The Marching Band would split time with a Pro band, a Washington, D.C., union band, that would play more contemporary, orchestral songs to juxtapose the Broadway standards the marching band was pumping out.
"We were it," Nick said. "Matter of fact, we used to have two [music] books in the stands. We played the whole game long. We wore ourselves out the entire game because you'd play the whole game."
Now, the band sits behind the end zone at FedExField, the drum line provides a soundtrack between quarters and the halftime show reminds fans that entertainment can still be found in a bunch of brass instruments.
A Seven Minute Goodbye
Around 6:30 p.m., the Redskins Marching Band emerged from a corner tunnel and strolled out in formation to midfield, waiting for further direction. They looked up to empty gold seats, envisioning the crowds that populated them during the stadium's glory days and then began their seven minute routine.
First a warm-up, then a drum solo, then a big band version of "Uptown Funk" followed by a "Hail to the Redskins" finale. Summers stood in front waving his hands like always, Carpenter oversaw beside him and the rest of the band layered their sound, which echoed nostalgically off the facades.
"The philosophy of the Redskin organization has always been to provide entertainment from the moment a ticket holder enters the stadium until he walks out," Hinken recalled. "The fans are going to be entertained by the teams, music, dancing and a great halftime show."
The performance took place in April for a crowd of soccer fans, but that mission has stayed accomplished. Fans cheered upon the band's arrival and exit, singing along to the fight song, making a special day for the older group of marchers just a little more special.

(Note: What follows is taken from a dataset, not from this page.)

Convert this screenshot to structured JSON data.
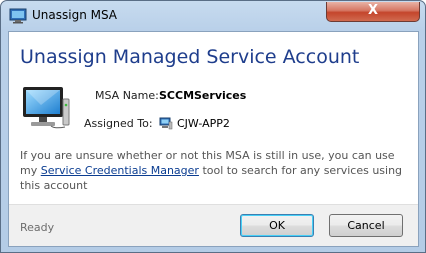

"It was nice to have a very appreciative crowd out there, that was really cool," said Carpenter, who joined the band in the Redskins' final year at RFK. "They kind of embraced us and that was really nice. Even as we were lining up, a lot of people [were] cheering down '[Go] Redskins, boo Dallas.' It was great."
As the band marched two by two off the field and back through their former tunnel, they gave out high fives to several fans leaning by the railing. They returned to their dressing room, began to undress, put their instruments back in their cases, said their goodbyes and headed for their cars.
But unlike RFK's glory days, with 60,000 waiting to exit, the 28 musicians who normally raced to escape the traffic weren't in a rush to leave. There was no football crowd to beat this time.
They just wanted a few more minutes in their former home away from home.